The UK games industry is spending a huge 107m on marketing this Q4.

It's a drop on last year's 128m, but that figure was skewed by the launch of three new consoles: Xbox One, PS4 and 2DS. The better comparison will be with 2012's figure of 99m.

The vast majority of this money is being spent on TV ads, which are up almost 50 per cent this year in the games sector. Digital and internet spending is also rising – driven by video and live streaming platforms such as Twitch.

Across the board, print, outdoor, radio and cinema advertising has declined this year, according to media planning firm Generation Media.

That 107m is mostly made up of spend from the usual suspects of Activision, Ubisoft, GAME, Sony, Microsoft and Nintendo, but there are also new big-spenders this year in the mobile space. Estimates from MCV and Generation Media suggest that the likes of Supercell, King and Gameloft may be spending upwards of 10m combined on advertising this Q4.
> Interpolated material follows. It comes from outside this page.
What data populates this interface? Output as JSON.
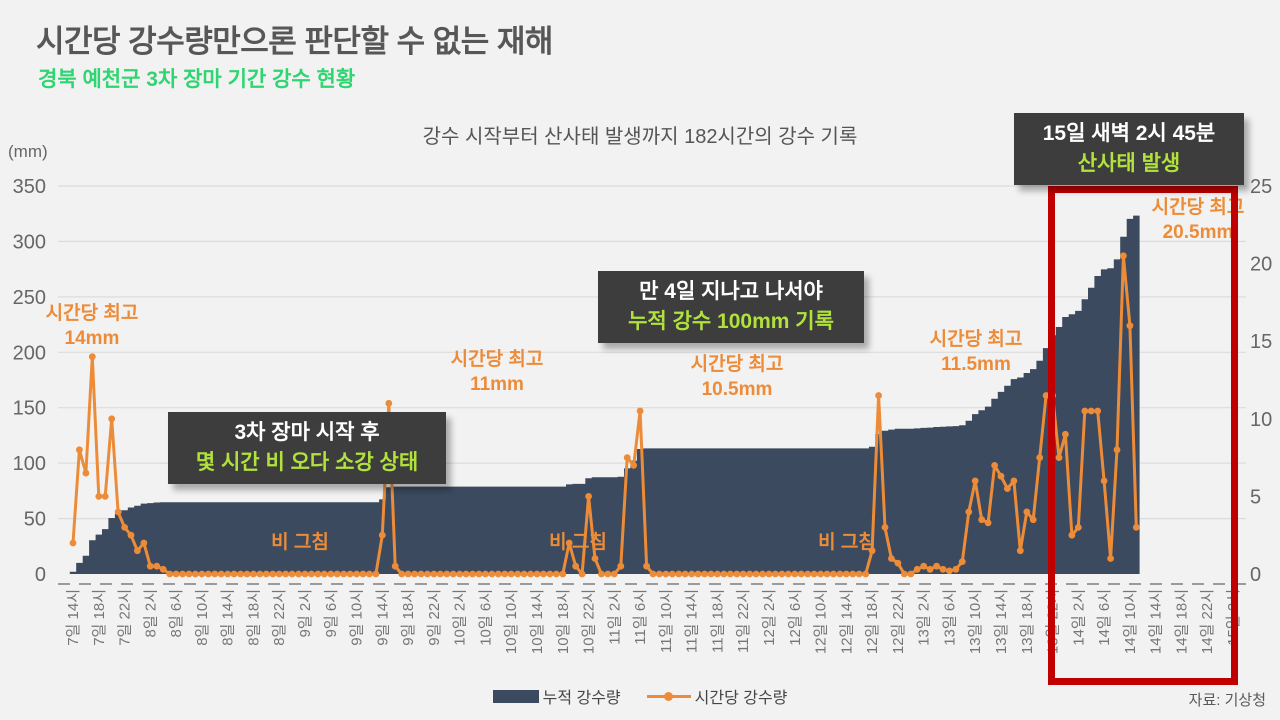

Digital continues to take market share from traditional media avenues such as press, radio and outdoor,” said head of AV investment at Generation Media Jonathan Chambers. But TV has enjoyed a resurgence in 2014, demonstrating the largest year-on-year gain of all the media channels.
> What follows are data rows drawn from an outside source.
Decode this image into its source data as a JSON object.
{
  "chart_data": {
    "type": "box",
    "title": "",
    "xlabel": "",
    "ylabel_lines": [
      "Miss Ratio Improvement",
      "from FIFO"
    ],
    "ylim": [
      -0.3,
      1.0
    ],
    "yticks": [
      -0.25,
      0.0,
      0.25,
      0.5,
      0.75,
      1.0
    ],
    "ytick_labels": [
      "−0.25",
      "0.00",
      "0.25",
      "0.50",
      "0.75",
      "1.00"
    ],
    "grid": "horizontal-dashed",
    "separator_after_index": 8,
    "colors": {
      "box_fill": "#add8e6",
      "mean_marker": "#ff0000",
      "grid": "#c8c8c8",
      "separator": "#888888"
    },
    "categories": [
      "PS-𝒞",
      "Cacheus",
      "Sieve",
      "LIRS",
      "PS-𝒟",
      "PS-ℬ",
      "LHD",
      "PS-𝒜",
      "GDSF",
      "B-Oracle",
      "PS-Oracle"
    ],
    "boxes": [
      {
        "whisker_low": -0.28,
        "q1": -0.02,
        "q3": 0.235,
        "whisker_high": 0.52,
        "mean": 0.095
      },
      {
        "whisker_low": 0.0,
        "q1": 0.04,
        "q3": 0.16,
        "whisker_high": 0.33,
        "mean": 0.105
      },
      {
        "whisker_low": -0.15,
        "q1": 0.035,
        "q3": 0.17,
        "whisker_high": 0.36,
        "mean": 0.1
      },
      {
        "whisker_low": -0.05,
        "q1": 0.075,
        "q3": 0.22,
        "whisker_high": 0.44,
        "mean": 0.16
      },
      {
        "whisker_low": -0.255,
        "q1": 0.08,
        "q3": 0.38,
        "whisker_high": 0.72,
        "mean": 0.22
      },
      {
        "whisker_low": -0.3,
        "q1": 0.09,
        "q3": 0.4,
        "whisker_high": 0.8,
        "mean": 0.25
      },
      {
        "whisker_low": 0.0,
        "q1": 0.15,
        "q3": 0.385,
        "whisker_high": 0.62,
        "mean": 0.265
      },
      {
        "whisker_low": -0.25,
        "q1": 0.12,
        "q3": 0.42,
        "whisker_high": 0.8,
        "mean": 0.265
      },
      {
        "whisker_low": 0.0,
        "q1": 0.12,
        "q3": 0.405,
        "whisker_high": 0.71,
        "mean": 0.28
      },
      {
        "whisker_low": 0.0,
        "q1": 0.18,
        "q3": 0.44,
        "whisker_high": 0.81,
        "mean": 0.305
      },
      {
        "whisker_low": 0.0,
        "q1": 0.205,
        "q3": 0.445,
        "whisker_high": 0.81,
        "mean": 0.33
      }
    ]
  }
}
In spite of wide and varied claims that video on demand services such as Netflix will spell the end for TV viewing, the average adult still consumes three hours and 52 minutes of TV per day and 88 per cent of this is viewed live. This means there are still plenty of viewers to reach in a cost-efficient manner, and many brands have again been making this work to their advantage this year.
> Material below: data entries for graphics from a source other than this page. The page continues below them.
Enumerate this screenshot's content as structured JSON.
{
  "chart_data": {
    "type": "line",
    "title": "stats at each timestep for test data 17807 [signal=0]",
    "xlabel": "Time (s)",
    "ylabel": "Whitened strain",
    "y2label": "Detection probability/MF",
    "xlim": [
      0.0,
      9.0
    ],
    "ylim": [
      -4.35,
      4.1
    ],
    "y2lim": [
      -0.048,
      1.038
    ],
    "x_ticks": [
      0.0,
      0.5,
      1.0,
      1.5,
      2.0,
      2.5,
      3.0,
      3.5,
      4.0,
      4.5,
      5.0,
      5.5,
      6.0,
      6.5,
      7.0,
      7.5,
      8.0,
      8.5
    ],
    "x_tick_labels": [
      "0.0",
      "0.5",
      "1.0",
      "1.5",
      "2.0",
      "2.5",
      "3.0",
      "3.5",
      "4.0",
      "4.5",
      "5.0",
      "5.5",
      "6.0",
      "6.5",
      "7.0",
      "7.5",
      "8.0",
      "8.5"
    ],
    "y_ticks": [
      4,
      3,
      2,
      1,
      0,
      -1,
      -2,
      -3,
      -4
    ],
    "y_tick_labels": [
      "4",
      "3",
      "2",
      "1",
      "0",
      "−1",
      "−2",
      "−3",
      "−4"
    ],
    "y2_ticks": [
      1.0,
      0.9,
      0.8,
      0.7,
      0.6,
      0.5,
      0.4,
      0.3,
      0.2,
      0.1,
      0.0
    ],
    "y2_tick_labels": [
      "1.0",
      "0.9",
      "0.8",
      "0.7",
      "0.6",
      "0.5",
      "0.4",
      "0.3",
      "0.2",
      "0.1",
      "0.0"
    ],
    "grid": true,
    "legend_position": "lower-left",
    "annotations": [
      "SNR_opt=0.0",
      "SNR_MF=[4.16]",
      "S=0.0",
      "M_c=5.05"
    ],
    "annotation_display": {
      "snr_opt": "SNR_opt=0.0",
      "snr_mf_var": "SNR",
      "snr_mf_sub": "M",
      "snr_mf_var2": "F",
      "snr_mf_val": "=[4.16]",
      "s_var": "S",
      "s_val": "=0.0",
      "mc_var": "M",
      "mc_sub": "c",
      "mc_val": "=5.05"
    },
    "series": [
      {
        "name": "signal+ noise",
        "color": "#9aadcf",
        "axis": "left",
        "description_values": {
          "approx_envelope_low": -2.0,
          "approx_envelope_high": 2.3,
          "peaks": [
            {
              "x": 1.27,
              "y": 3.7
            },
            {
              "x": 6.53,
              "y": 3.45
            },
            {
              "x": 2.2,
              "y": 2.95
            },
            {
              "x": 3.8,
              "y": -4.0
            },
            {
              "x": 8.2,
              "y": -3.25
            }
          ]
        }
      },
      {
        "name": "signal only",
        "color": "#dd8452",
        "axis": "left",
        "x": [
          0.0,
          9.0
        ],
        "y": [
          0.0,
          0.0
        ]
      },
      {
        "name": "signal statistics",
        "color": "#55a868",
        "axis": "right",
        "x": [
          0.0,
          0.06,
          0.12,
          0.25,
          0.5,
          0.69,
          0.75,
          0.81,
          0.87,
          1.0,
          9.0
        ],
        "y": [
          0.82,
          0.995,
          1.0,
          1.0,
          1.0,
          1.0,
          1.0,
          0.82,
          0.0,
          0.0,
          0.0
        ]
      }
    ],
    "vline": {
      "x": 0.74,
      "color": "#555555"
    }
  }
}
Most noticeable has been the rise of mobile games. With over 92 per cent of the UK population seeing an ad from King this year, and Supercell reaching over seven million individuals during one England football game, one would have been hard-pressed to have missed their presence on our screens this year.”

The 107m figure comes from a survey of major games publishers and estimates from marketing agencies.